11 DAG / “Ray-lite” Model

DAG nodes are jobs, not actors
Nodes request resources
Nodes checkpoint state
Retries happen at node granularity
Within-node parallelism uses:
- JAX multihost
- Python multiprocessing

This avoids Ray’s complexity while retaining fault tolerance.
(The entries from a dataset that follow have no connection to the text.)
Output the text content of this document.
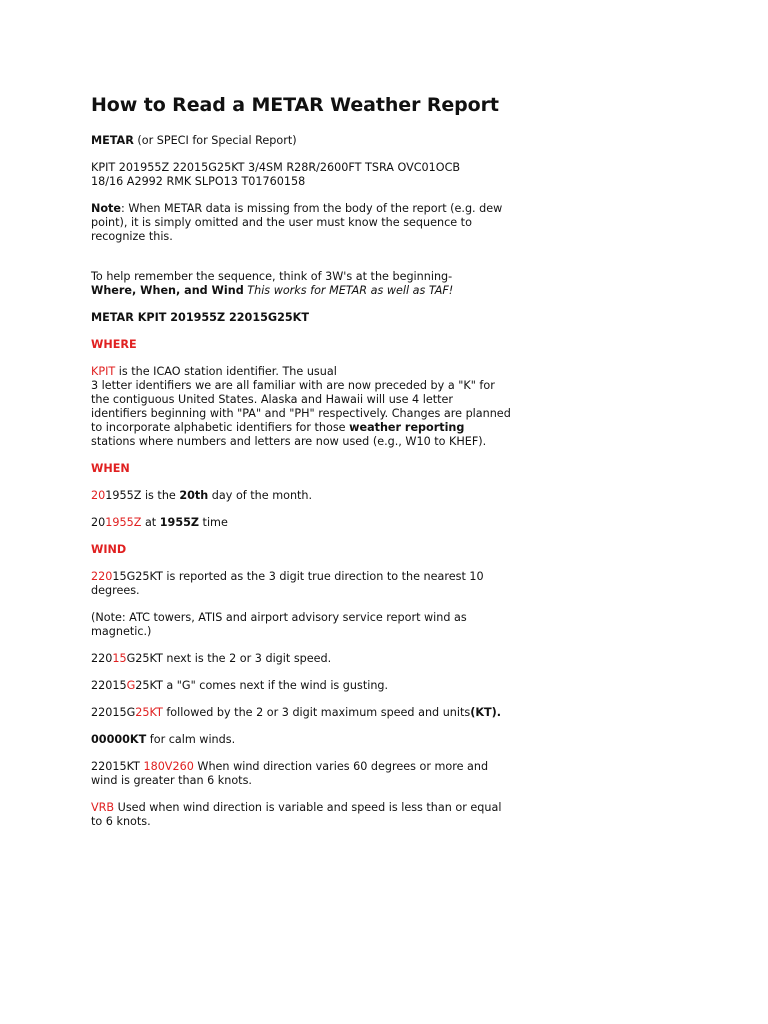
How to Read a METAR Weather Report

METAR (or SPECI for Special Report)

KPIT 201955Z 22015G25KT 3/4SM R28R/2600FT TSRA OVC01OCB
18/16 A2992 RMK SLPO13 T01760158

Note: When METAR data is missing from the body of the report (e.g. dew point), it is simply omitted and the user must know the sequence to recognize this.

To help remember the sequence, think of 3W's at the beginning-
Where, When, and Wind This works for METAR as well as TAF!

METAR KPIT 201955Z 22015G25KT

WHERE

KPIT is the ICAO station identifier. The usual
3 letter identifiers we are all familiar with are now preceded by a "K" for the contiguous United States. Alaska and Hawaii will use 4 letter identifiers beginning with "PA" and "PH" respectively. Changes are planned to incorporate alphabetic identifiers for those weather reporting stations where numbers and letters are now used (e.g., W10 to KHEF).

WHEN

201955Z is the 20th day of the month.

201955Z at 1955Z time

WIND

22015G25KT is reported as the 3 digit true direction to the nearest 10 degrees.

(Note: ATC towers, ATIS and airport advisory service report wind as magnetic.)

22015G25KT next is the 2 or 3 digit speed.

22015G25KT a "G" comes next if the wind is gusting.

22015G25KT followed by the 2 or 3 digit maximum speed and units(KT).

00000KT for calm winds.

22015KT 180V260 When wind direction varies 60 degrees or more and wind is greater than 6 knots.

VRB Used when wind direction is variable and speed is less than or equal to 6 knots.
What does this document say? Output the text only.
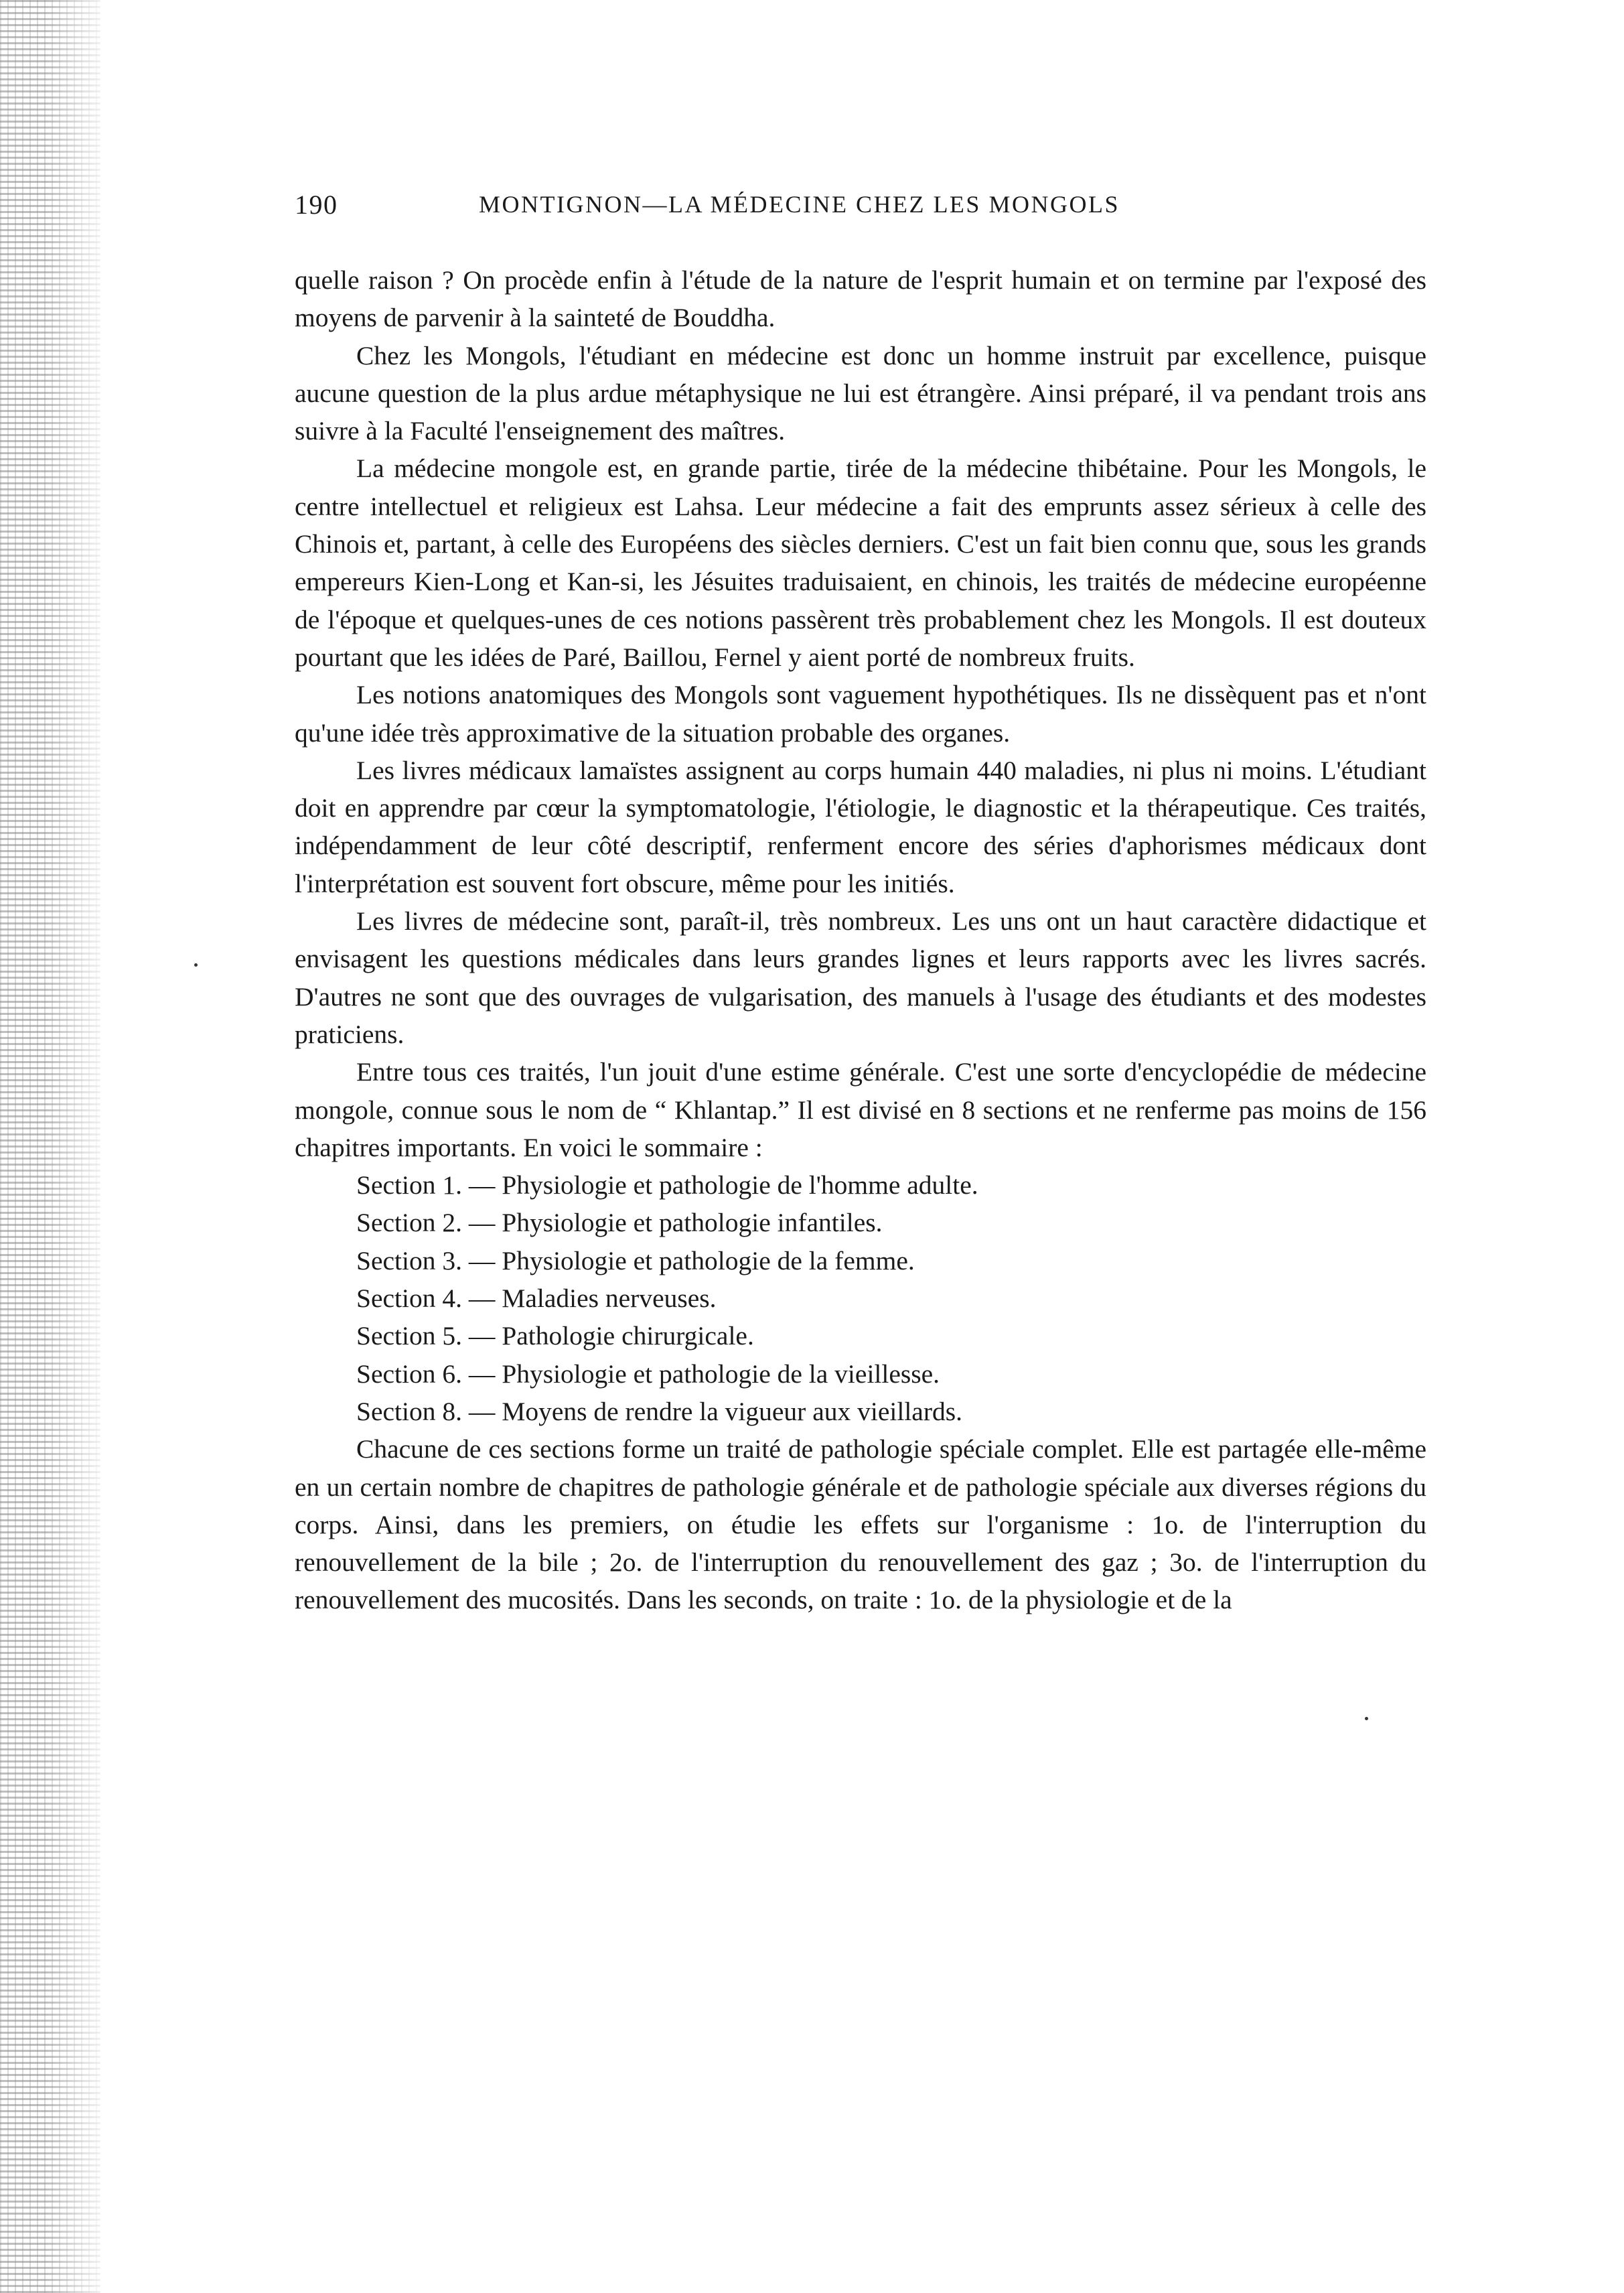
190	MONTIGNON—LA MÉDECINE CHEZ LES MONGOLS

quelle raison ? On procède enfin à l'étude de la nature de l'esprit humain et on termine par l'exposé des moyens de parvenir à la sainteté de Bouddha.

Chez les Mongols, l'étudiant en médecine est donc un homme instruit par excellence, puisque aucune question de la plus ardue métaphysique ne lui est étrangère. Ainsi préparé, il va pendant trois ans suivre à la Faculté l'enseignement des maîtres.

La médecine mongole est, en grande partie, tirée de la médecine thibétaine. Pour les Mongols, le centre intellectuel et religieux est Lahsa. Leur médecine a fait des emprunts assez sérieux à celle des Chinois et, partant, à celle des Européens des siècles derniers. C'est un fait bien connu que, sous les grands empereurs Kien-Long et Kan-si, les Jésuites traduisaient, en chinois, les traités de médecine européenne de l'époque et quelques-unes de ces notions passèrent très probablement chez les Mongols. Il est douteux pourtant que les idées de Paré, Baillou, Fernel y aient porté de nombreux fruits.

Les notions anatomiques des Mongols sont vaguement hypothétiques. Ils ne dissèquent pas et n'ont qu'une idée très approximative de la situation probable des organes.

Les livres médicaux lamaïstes assignent au corps humain 440 maladies, ni plus ni moins. L'étudiant doit en apprendre par cœur la symptomatologie, l'étiologie, le diagnostic et la thérapeutique. Ces traités, indépendamment de leur côté descriptif, renferment encore des séries d'aphorismes médicaux dont l'interprétation est souvent fort obscure, même pour les initiés.

Les livres de médecine sont, paraît-il, très nombreux. Les uns ont un haut caractère didactique et envisagent les questions médicales dans leurs grandes lignes et leurs rapports avec les livres sacrés. D'autres ne sont que des ouvrages de vulgarisation, des manuels à l'usage des étudiants et des modestes praticiens.

Entre tous ces traités, l'un jouit d'une estime générale. C'est une sorte d'encyclopédie de médecine mongole, connue sous le nom de “ Khlantap.” Il est divisé en 8 sections et ne renferme pas moins de 156 chapitres importants. En voici le sommaire :

Section 1. — Physiologie et pathologie de l'homme adulte.

Section 2. — Physiologie et pathologie infantiles.

Section 3. — Physiologie et pathologie de la femme.

Section 4. — Maladies nerveuses.

Section 5. — Pathologie chirurgicale.

Section 6. — Physiologie et pathologie de la vieillesse.

Section 8. — Moyens de rendre la vigueur aux vieillards.

Chacune de ces sections forme un traité de pathologie spéciale complet. Elle est partagée elle-même en un certain nombre de chapitres de pathologie générale et de pathologie spéciale aux diverses régions du corps. Ainsi, dans les premiers, on étudie les effets sur l'organisme : 1o. de l'interruption du renouvellement de la bile ; 2o. de l'interruption du renouvellement des gaz ; 3o. de l'interruption du renouvellement des mucosités. Dans les seconds, on traite : 1o. de la physiologie et de la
12 Example YAML Specifications

12.1 Backend Inventory

backends:
  slurm_a:
    type: slurm
    ssh_host: login-a.example.edu
    ssh_user: houjun
    sbatch_defaults:
      partition: gpu
      time: "24:00:00"
  slurm_b:
    type: slurm
    ssh_host: login-b.example.org
    ssh_user: houjun
    sbatch_defaults:
      partition: preempt
      time: "12:00:00"
  gcp:
    type: gcp
    project: myproj
    region: us-central2

12.2 Storage

storage:
  object:
    type: s3
    endpoint: "https://s3.example.com"
    bucket: "adventuretime"
    prefix: "runs"
  hot_cache:
    type: weka
    mount: "/mnt/weka"
    enabled: true

12.3 Single Run Spec

run:
  id: "fork-mid-2026-01-21-001"
  experiment: "experiments/fork_mid.py:build"
  resources:
    gpus: 8
    gpu_type: "H100|A100|any"
  policy:
    preemptible: true
    checkpoint_interval_sec: 120
  backend_selector:
    order: ["slurm_a", "slurm_b", "gcp"]

12.4 DAG Spec (Tokenize → Train → Rollouts)

dag:
  id: "ragdoll-2026-01-21"
  nodes:
    - id: tokenize
      entry: "experiments/tokenize.py:node"
      resources: { cpus: 32 }
    - id: train
      entry: "experiments/fork_mid.py:build"
      needs: [tokenize]
      resources: { gpus: 16 }
    - id: rollouts
      entry: "experiments/ragdoll_api.py:node"
      needs: [train]
      resources: { cpus: 16 }

13 Implementation Plan

13.1 Phase 0 (2–3 weeks)

CLI skeleton
RunEnv
Single SLURM backend
Pytree checkpoint manager (local + S3)

13.2 Phase 1 (4–6 weeks)

Scheduler reconcile loop
Multi-backend failover
Preemption detection
Unified logging

13.3 Phase 2 (3–4 weeks)

DAG execution
API rollout support
Dataset + artifact caching

13.4 Phase 3 (optional)

Shrink-only topology changes
Smarter backend planning
UI polish

14 Cost Estimates

14.1 One-Time Hardware (Target ~$50k)

Item	Cost (USD)
1U Control Plane server	$6–12k
1U Debug/SSH Bastion (interactive)	$3–8k
10GbE switch + DACs	$0.5–2k
Colo + networking (1 yr)	$5–10k
Optional hot cache (NAS/Weka-like)	$3–12k
Buffer / spares / rails / misc	$2–5k
Total	~$20–50k

Notes:

This budget intentionally does NOT include GPUs.
If you already have colo networking/space, the bottom end is realistic.
If you actually deploy Weka proper, it can push you toward the top end.

14.2 Ongoing

Object storage: low-to-moderate (checkpoints + artifacts; depends on retention)
Colo: recurring monthly fee (varies widely)
Maintenance: ~0.25–0.5 FTE systems effort

15 Risks & Mitigations

Heterogeneous cluster quirks → adapter isolation + retry semantics
Checkpoint corruption → manifest-based atomic commits
Scheduler complexity → narrow scope; no intra-cluster scheduling
Research velocity slowdown → local-first workflow preserved

16 Success Criteria

Local debug → cluster run requires no code changes
Preempted jobs resume automatically
No lost experiments over 3+ months
Researchers add lego modules without infra changes

17 Conclusion

AdventureTime is intentionally narrow, opinionated infrastructure that trades breadth for reliability. By unifying all workloads under JAX pytree checkpointing and delegating scheduling to a lightweight control plane, it provides frontier-grade robustness at a cost and complexity appropriate for small research labs.